Linked to this loss aversion is a desire to avoid regret. What if you order a new sandwich and dislike it? That would be a source of regret (“I should have ordered my usual sandwich”), so you stick with what’s familiar.
Additionally, there is what’s known as the sunk cost bias. What’s that? Well, imagine you ordered a big chocolate dessert after a large meal in a restaurant. After a few bites, you realise you are stuffed and don’t want to eat any more of it. Thing is, you’ve already paid for the dessert. Do you stop eating, or try and finish it? Many people will eat the dessert because it seems like a waste to not eat something you’ve paid for – even though you don’t actually want to eat it.
Similarly, you might continue watching a boring film you’ve paid to see at the cinema; you might keep reading a boring book because you’ve already spent hours reading the first half of it; you might stick with all kinds of activities because you have invested time on them, even though they don’t actually make you happy.

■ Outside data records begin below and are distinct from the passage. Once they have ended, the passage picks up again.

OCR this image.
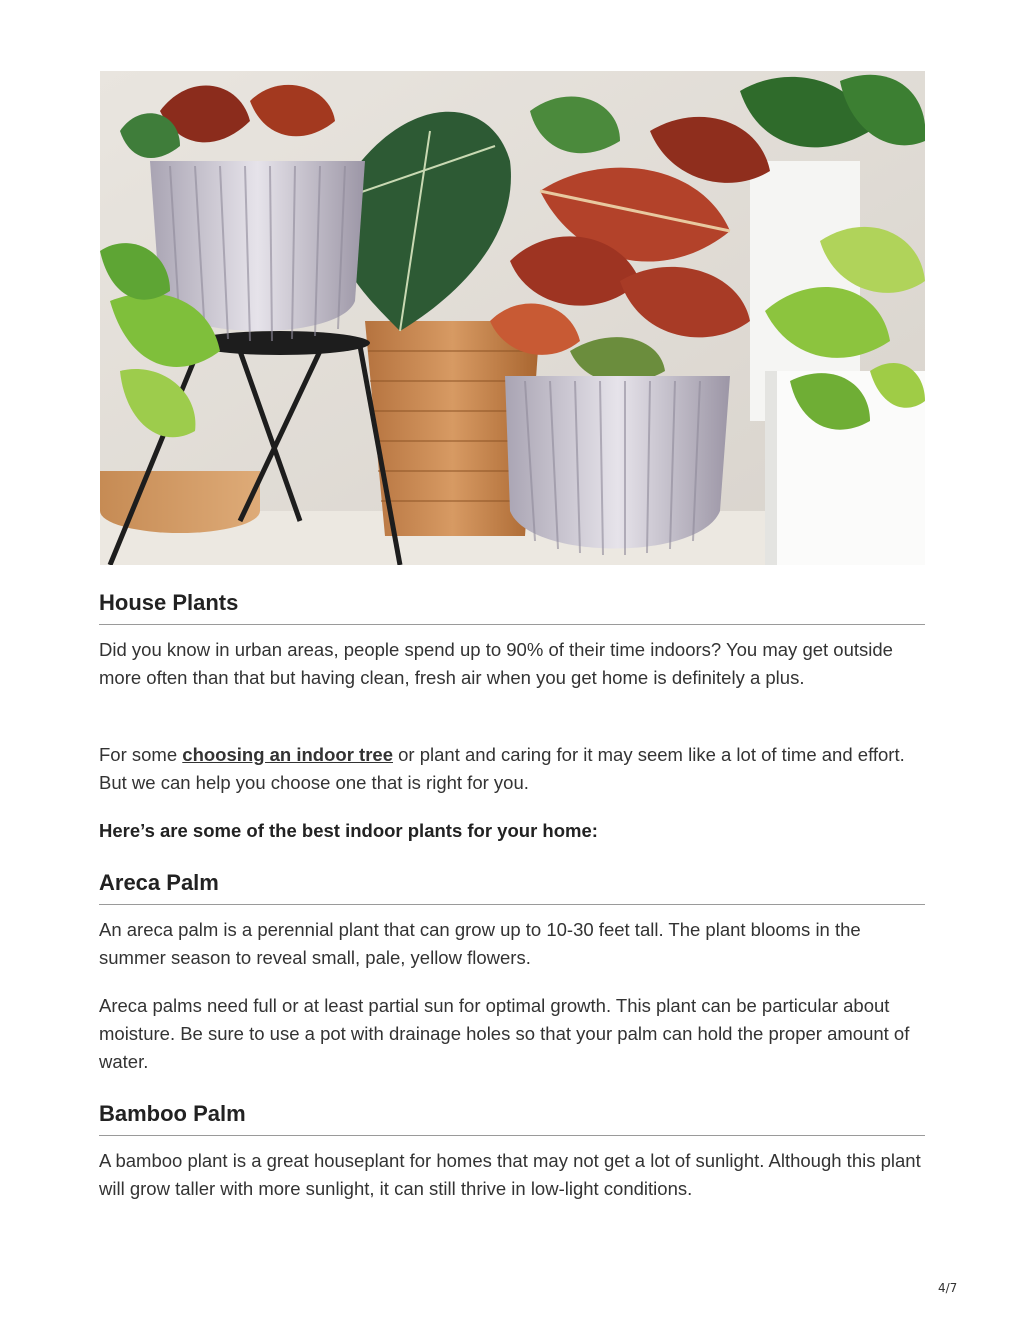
House Plants

Did you know in urban areas, people spend up to 90% of their time indoors? You may get outside more often than that but having clean, fresh air when you get home is definitely a plus.

For some choosing an indoor tree or plant and caring for it may seem like a lot of time and effort. But we can help you choose one that is right for you.

Here’s are some of the best indoor plants for your home:

Areca Palm

An areca palm is a perennial plant that can grow up to 10-30 feet tall. The plant blooms in the summer season to reveal small, pale, yellow flowers.

Areca palms need full or at least partial sun for optimal growth. This plant can be particular about moisture. Be sure to use a pot with drainage holes so that your palm can hold the proper amount of water.

Bamboo Palm

A bamboo plant is a great houseplant for homes that may not get a lot of sunlight. Although this plant will grow taller with more sunlight, it can still thrive in low-light conditions.

4/7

Or, to give more stark examples, you might stick with a toxic job because you invested so much time and money studying and climbing the career ladder. You might stick with a poor relationship because you’ve been together for years and you can’t face calling it quits after all this time. Instead of cutting your losses and trying something new, you might stick with what’s familiar – even though it doesn’t work for you.
These kind of actions often stem from a desire not to waste; when you put time and effort into something, it’s hard to walk away. This is all very human, but it can be dangerous; this is how a few years of unhappiness can end up becoming a lifetime of unhappiness.
Ask yourself: are you putting up with unhappiness because you are afraid of uncertainty? Is this fear of change causing you to lose out on other opportunities – relationships, studies, travels, work?
You can gradually become more comfortable with the idea of change simply by aiming to do something new every day – eating something different for dinner, ordering a different drink when out, walking somewhere new, driving somewhere new, trying out a new activity, and so on.
Yes, change can be scary, but it can also be revitalising. Things not changing – of everything remaining the same, no matter how stale – is often a much scarier prospect.